Earlier this week Decatur’s city commission voted unanimously to purchase the Samuel L. Jones Boys & Girls Club, an Oakhurst cornerstone for over a half century that closed in mid-March for COVID 19.

If the news isn’t quite as earth-shattering as the 2017 purchase of the 77-acre United Methodist Children’s Home (now Legacy Park), the Jones property serves as a complementary piece for a population-dense city desperate for more recreational green space and a gym.

The 5.4-acre property includes an outdoor football/soccer field, a rec center (with a gym), a garden, a mini-teen center, computer lab, art center, learning center, a game room, the city’s best-manicured dog park and a pool which the city renovated and has been running since 2017. The city’s also been maintaining and upgrading the field for about 15 years.

In late July the Boys & Girls Clubs of Metro Atlanta announced that it wasn’t reopening the Jones branch. Chief Operating Officer Claire Guitton said at the time that COVID was one reason, along with the anticipation that 2020-21 would be a difficult fiscal year for the organization.

But she also cited the area’s changing demographics. In 1990 Oakhurst was 82 percent Black, or about the same as when the Jones Club opened in 1972. By the 2010 census Oakhurst had shifted to 63 percent white and it’s likely 80 percent or higher by now. Meantime, over the last 10 years Oakhurst’s Area Median Income has skyrocketed.

“It wasn’t that our numbers [at the Jones Club] were down,” Guitton said this week, “but we were having to go further and further out to get kids. Right now, we have a board committee searching to find a [new] location in DeKalb, probably somewhere in South DeKalb.”

Several years ago Decatur had negotiated the rights to make an offer on the Jones Club prior to its getting put on the market, or a right of first refusal.

The purchase price, with closing set for Nov. 30, is $4,940,000 or about $915,000 per acre. This appears something of deal considering that several local realtors have valued commercial real estate within Decatur between $1.5 million to $2 million, although a portion of the Boys and Girls club property is flood plain.
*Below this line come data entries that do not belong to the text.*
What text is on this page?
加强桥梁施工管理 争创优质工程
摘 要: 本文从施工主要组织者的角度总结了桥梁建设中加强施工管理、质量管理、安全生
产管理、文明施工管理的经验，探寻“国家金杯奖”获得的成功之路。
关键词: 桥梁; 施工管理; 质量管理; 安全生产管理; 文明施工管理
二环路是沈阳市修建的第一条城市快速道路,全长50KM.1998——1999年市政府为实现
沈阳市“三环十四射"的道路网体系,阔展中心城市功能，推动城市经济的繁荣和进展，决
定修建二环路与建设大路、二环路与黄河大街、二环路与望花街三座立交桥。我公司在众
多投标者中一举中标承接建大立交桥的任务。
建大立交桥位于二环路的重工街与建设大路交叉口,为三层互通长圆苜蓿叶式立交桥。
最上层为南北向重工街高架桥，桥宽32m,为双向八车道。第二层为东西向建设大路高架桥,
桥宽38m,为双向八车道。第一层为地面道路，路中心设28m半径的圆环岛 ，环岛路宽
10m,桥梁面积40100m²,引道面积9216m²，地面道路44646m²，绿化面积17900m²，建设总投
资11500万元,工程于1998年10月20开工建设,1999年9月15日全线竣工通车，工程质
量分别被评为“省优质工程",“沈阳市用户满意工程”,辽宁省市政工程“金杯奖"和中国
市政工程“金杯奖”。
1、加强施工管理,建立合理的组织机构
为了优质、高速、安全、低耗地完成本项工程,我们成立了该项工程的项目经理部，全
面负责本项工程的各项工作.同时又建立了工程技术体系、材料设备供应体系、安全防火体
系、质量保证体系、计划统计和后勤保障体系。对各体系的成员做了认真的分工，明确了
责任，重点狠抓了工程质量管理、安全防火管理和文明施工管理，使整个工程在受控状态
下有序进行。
“We will be refinancing old bonds,” City Manager Andrea Arnold said this week. “In other words, we will borrow and pay [the $4.9 million to] the Boys and Girls, and the interest we pay back on the loan should be minimal. I don’t know how much it will be right now, but there won’t be an impact on the taxpayer.”

The Legacy Park purchase did increase taxes, with the 2017 millage rate of 13.49 mills jumping to 13.62 mills in 2018, an increase of 0.13 mills, or $27 on a $500,000 home. In 2019 it jumped further to 13.92 mills, an increase of 0.30 mills, or $64 on a $500,000 home.

The Jones purchase includes everything on the property, but it doesn’t include operating and maintenance costs, which may prove considerable. Arnold said she might have a better idea of those costs when the city executes its first property inspection on Friday (Sept. 25).

The Club’s official statement released in late July points out, “The facility is also in need of significant updates.” Guitton, however, said she couldn’t speculate on those renovations because, “We didn’t go out and get an estimate.”

Long-term use for the site, along with a possible name change, will emerge from a citywide Facilities and Greenspace master planning process scheduled for 2021.